With stark severity getting a lot of backstage beauty play for Spring so far, it was only a matter of time before the young, the fresh, and the pretty mounted an offensive. “It’s just gorgeous beauty,” makeup artist Diane Kendal said backstage at Carolina Herrera, where she was enhancing girls’ natural features with washed-out shades of pink and earthen tones. Onto “translucent skin,” Kendal added a contouring flush using MAC Blush in Baby, a pale pink, which she dragged up toward temples to carve out a slight structure. A dab of its Blush in Modern Mandarin on the apples of cheeks and its Iridescent Powder in Silver Dusk along the cheekbone added depth and light. Eyes were coated with MAC Greasepaint Stick in Brown, which Kendal finds “much less harsh” than more traditional black shadows, and defined with a thin stroke of its Fluidline in Blacktrack right along the upper lash line. To complete the look, Kendal layered MAC Sheen Supreme Lipstick in Ultra Darling, a light rose, with its Lipstick in Dish It Up, a medium pink, and the sheer fuchsia shade from its Tutti Lip Palette, finger-patting as she went for a “worn-in stain.”
Hairstylist Orlando Pita was following a “keep it easy” mantra, fashioning ponytails that were not pulled out completely. “It’s a loop,” Pita pointed out of the style, prepping hair with Morroccanoil Light and creating a middle part. To add softness, he then slathered strands with its Hydrating Styling Cream before gathering hair into a low ponytail and back-combing the lengths for a slight bit of texture. Face-framing wisps left a lingering romantic effect.

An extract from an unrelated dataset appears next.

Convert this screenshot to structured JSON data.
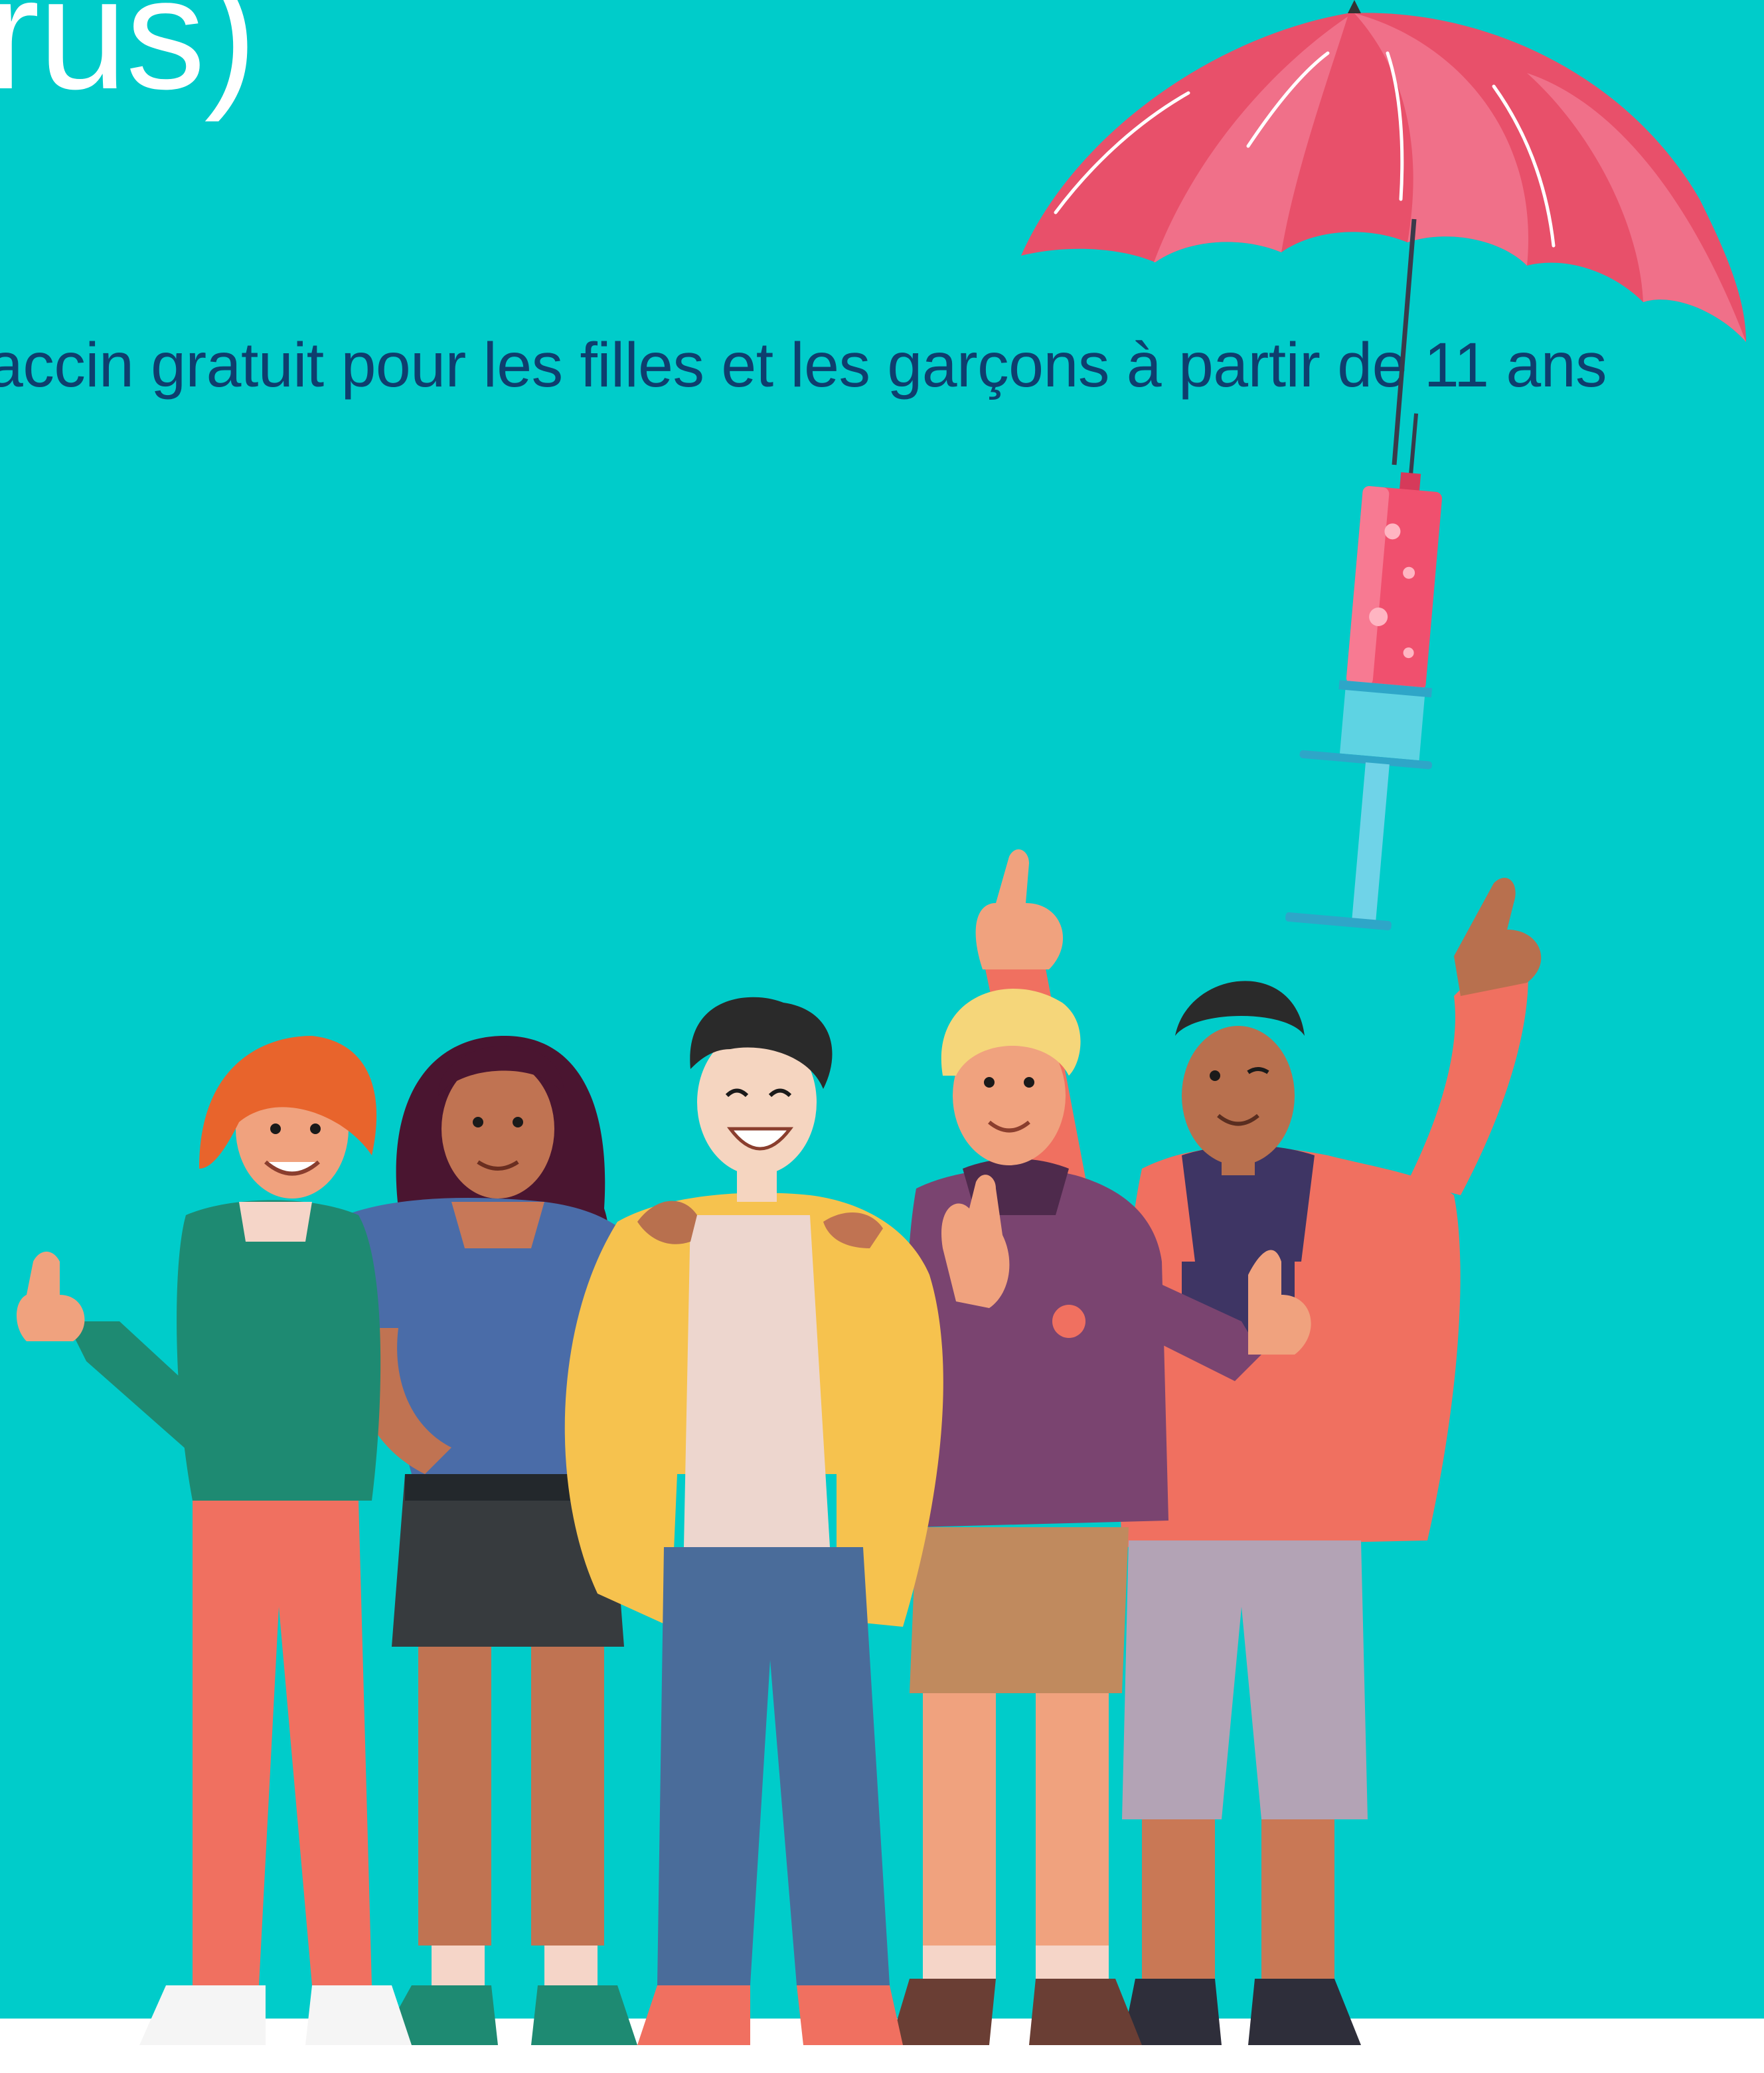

When we arrived backstage at the Plaza Hotel for Thakoon’s Spring presentation, we caught Odile Gilbert blue-handed. The hairstylist was elbow deep in emulsified, colored clay powder. “You can eat it,” Gilbert said of the substance she brought with her from Paris, where the French frequently mix it with water to fight indigestion. But yesterday, it was being used as a reference to India’s Holi festival, when revelers throw pink powder in the air and all over one another to celebrate the triumph of good over evil. “Thakoon really wanted a touch of color in the hair, so we thought today was a very good day to have a Holi day,” Gilbert joked, applying the watered-down mixture in shades of pink as well as blue, green, terra-cotta, and lilac to two different styles, a double French braid and a faux bob. (Slightly apprehensive models were promised a good washing and reparative treatment following the presentation with Kérastase’s Nutritive Bain Satin line).
The Holi festival wasn’t the only idea on Thakoon’s mood board. “I got the cowboys,” makeup artist Diane Kendal said of the designer’s other cultural reference point. To get the sunworn look of Wild West frontiersmen, Kendal set to work sketching strong brows and tinting lids using a collection of beige and brown NARS Eyeshadows in Bengali, Bali, and Blondie. But Marlboro man, this was not. “The girls still are supposed to look really pretty,” Kendal said. And they did thanks to a warm flush that the face painter brushed onto cheekbones using NARS Blush in Zen, a warm toasted almond, and its new spring shade, Gaiety, a rosy pink.